Fabian andava de um lado para outro da galeria, endireitando os quadros, embora todos eles me parecessem perfeitamente direitos. A estudante que tínhamos contratado para nos ajudar durante o verão estava tirando as taças de champanha dos caixotes e arrumando-as na grande mesa que instaláramos num canto do celeiro. O champanha seria entregue à tarde, pela firma encarregada de banquetes que Fabian contratara. Os dois quadros do nosso living estavam também pendurados, com os "vendidos" que Fabian colocara.
– Para quebrar o gelo – explicara ele. – Ninguém gosta de ser o primeiro a comprar. Cada negócio tem os seus truques, meu caro.
– Não sei o que seria de mim sem você – falei.
– Nem eu – replicou ele. – Escute, estive pensando numa coisa.
Pelo tom de voz, vi que ele tinha tido uma nova idéia.
– O que é agora? – perguntei.
– Estamos cobrando preços baratos demais – respondeu ele.
– Pensei que já tínhamos resolvido isso. – Passáramos dias discutindo os preços. Tínhamos combinado que os quadros maiores seriam vendidas a mil e quinhentos dólares e os menores a oitocentos e mil dólares.
– Sei que já falamos nisso, mas acho que fomos demasiado modestos. As pessoas vão pensar que não confiamos no valor do homem.
– O que você sugere?
– Dois mil para os quadros maiores. De mil e duzentos a mil e quinhentos para os menores. Assim vão querer ver que somos sérios.
– Vamos acabar sendo proprietários de trinta Ângelo Quinn – disse eu.
– Confie no meu instinto, meu caro – disse Fabian. – Esta noite, vamos colocar o nosso amigo no mapa.
– Ainda bem que ele não vai estar aqui – falei. – Iria desmaiar.
– Pois acho uma pena que ele não possa vir. Pagando-lhe um corte de cabelo e um bom barbeiro, ele ficaria bem simpático. As amantes da arte adorariam! – Fabian oferecera-se para pagar a viagem de Quinn de Roma aos Estados Unidos, para que ele pudesse comparecer ao vernissage, mas o pintor respondera que ainda não tinha acabado de retratar a América. – Então – disse Fabian -, fixamos em dois mil?

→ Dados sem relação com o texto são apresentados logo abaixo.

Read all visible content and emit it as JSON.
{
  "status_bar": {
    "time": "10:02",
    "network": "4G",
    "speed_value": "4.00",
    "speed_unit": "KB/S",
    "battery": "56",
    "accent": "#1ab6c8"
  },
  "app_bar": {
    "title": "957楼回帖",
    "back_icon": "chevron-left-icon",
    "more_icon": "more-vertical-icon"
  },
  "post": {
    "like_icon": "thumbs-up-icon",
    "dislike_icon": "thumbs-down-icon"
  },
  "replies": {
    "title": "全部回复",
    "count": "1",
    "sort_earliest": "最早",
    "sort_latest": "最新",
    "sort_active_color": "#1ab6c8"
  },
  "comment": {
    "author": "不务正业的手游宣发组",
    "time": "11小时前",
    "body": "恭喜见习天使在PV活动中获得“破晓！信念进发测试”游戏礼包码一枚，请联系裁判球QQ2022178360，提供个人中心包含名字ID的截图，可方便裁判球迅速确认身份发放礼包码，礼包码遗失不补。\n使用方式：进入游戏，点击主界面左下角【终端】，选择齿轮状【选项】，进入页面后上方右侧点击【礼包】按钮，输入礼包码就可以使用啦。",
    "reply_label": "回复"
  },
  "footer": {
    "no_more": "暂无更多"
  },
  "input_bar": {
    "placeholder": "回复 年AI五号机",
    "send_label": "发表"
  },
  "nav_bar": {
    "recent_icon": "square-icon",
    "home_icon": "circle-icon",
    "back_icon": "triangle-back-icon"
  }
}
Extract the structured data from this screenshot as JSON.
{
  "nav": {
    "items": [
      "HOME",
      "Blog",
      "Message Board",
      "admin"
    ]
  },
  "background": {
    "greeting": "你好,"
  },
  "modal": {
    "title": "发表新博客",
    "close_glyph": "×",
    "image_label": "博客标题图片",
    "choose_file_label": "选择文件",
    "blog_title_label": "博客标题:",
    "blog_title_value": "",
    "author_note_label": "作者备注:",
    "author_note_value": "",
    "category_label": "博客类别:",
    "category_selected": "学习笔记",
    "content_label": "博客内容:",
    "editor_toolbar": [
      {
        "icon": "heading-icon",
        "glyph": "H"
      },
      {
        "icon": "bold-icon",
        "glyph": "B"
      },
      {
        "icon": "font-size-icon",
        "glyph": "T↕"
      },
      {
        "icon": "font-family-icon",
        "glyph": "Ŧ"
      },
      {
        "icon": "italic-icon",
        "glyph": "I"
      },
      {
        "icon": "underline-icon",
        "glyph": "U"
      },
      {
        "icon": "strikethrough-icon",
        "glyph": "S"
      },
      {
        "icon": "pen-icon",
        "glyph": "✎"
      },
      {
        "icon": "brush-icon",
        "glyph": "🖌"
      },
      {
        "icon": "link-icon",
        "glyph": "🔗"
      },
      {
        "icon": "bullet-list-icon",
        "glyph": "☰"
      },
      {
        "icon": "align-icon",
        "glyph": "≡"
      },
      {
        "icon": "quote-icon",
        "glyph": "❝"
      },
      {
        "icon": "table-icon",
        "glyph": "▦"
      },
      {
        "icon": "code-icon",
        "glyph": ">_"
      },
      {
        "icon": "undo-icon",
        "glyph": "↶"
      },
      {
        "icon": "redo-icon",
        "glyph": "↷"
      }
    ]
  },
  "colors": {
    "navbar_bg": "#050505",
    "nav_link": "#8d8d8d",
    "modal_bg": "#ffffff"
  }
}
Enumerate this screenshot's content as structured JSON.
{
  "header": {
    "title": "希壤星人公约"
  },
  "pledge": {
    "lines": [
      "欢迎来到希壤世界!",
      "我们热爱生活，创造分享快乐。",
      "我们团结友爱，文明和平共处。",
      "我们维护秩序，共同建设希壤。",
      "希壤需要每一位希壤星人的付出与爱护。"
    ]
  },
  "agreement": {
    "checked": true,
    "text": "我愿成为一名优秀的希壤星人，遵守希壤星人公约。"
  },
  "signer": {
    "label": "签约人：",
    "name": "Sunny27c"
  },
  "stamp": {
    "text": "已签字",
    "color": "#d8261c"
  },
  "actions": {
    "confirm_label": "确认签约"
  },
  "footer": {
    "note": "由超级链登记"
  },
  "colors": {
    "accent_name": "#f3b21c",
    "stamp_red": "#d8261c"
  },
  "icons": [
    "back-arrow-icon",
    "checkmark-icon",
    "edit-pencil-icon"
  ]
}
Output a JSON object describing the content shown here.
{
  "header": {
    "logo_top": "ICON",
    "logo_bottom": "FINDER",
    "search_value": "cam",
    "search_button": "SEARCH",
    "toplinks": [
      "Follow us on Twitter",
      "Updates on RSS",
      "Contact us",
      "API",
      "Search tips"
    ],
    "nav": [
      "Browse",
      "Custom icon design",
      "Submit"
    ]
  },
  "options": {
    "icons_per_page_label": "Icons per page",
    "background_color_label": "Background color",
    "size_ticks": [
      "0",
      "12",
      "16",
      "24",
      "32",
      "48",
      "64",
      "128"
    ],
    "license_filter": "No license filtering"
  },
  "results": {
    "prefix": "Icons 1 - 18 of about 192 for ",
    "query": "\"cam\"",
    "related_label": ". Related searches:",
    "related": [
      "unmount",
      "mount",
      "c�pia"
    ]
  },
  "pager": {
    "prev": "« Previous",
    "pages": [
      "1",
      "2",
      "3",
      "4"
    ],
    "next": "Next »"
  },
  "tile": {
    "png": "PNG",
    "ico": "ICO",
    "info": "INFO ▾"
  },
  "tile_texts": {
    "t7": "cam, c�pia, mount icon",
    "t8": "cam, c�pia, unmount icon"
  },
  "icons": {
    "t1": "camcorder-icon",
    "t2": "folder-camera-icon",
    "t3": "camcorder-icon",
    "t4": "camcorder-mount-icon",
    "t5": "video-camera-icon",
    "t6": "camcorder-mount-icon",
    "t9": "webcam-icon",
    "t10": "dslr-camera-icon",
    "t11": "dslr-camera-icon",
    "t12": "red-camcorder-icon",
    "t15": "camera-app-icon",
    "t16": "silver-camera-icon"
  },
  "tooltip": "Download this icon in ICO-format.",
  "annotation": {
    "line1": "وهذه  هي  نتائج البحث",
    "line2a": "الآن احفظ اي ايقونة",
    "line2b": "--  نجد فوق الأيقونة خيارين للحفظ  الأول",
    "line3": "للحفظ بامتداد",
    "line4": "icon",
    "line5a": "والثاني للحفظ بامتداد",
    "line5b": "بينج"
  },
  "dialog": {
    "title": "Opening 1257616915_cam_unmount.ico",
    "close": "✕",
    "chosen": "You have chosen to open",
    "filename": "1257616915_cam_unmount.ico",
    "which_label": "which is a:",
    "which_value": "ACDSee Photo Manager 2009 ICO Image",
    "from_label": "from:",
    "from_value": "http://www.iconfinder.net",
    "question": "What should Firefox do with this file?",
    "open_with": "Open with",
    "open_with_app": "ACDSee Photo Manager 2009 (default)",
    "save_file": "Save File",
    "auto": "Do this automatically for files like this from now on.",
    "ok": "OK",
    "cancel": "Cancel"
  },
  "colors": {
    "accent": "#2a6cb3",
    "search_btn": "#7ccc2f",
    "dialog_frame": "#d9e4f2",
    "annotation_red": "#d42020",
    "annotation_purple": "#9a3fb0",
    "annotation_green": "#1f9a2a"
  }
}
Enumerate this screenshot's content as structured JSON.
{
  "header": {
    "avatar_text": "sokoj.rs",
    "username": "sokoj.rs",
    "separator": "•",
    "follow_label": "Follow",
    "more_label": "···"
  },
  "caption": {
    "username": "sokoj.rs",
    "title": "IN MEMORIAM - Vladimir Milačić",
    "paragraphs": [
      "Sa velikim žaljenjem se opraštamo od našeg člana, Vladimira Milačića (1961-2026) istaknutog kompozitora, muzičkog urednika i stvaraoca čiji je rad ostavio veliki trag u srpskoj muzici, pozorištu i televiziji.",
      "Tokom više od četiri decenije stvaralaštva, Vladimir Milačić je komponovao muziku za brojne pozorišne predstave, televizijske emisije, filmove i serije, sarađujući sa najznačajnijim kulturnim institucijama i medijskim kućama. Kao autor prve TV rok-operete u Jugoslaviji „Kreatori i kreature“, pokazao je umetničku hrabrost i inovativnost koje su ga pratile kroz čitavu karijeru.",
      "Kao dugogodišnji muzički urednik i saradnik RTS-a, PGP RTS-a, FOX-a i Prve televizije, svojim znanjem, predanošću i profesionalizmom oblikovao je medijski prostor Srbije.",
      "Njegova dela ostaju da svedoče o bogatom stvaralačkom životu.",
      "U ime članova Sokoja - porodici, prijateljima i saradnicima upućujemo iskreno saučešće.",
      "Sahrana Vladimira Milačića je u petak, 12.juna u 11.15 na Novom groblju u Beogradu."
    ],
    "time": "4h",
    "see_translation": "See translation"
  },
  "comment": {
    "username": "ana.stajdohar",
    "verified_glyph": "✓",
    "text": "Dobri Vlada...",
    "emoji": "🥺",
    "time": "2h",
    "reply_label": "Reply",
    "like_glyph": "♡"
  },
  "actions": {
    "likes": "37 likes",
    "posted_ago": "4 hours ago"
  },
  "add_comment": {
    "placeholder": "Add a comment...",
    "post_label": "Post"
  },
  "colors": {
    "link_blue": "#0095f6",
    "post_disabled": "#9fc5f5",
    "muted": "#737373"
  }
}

– Você é quem sabe – respondi. – Vou me esconder no banheiro, quando alguém perguntar o preço de um quadro.
– É preciso ser ousado, meu caro – disse Fabian. – Estamos com sorte. Ontem à noite fui a uma festa e conheci o critico de arte do Times. Está passando o fim de semana aqui e prometeu vir hoje.
Fiquei apreensivo. Quinn só conseguira duas linhas num jornal italiano, quando da sua exposição em Roma. Tinham falado bem dele, mas em apenas duas linhas.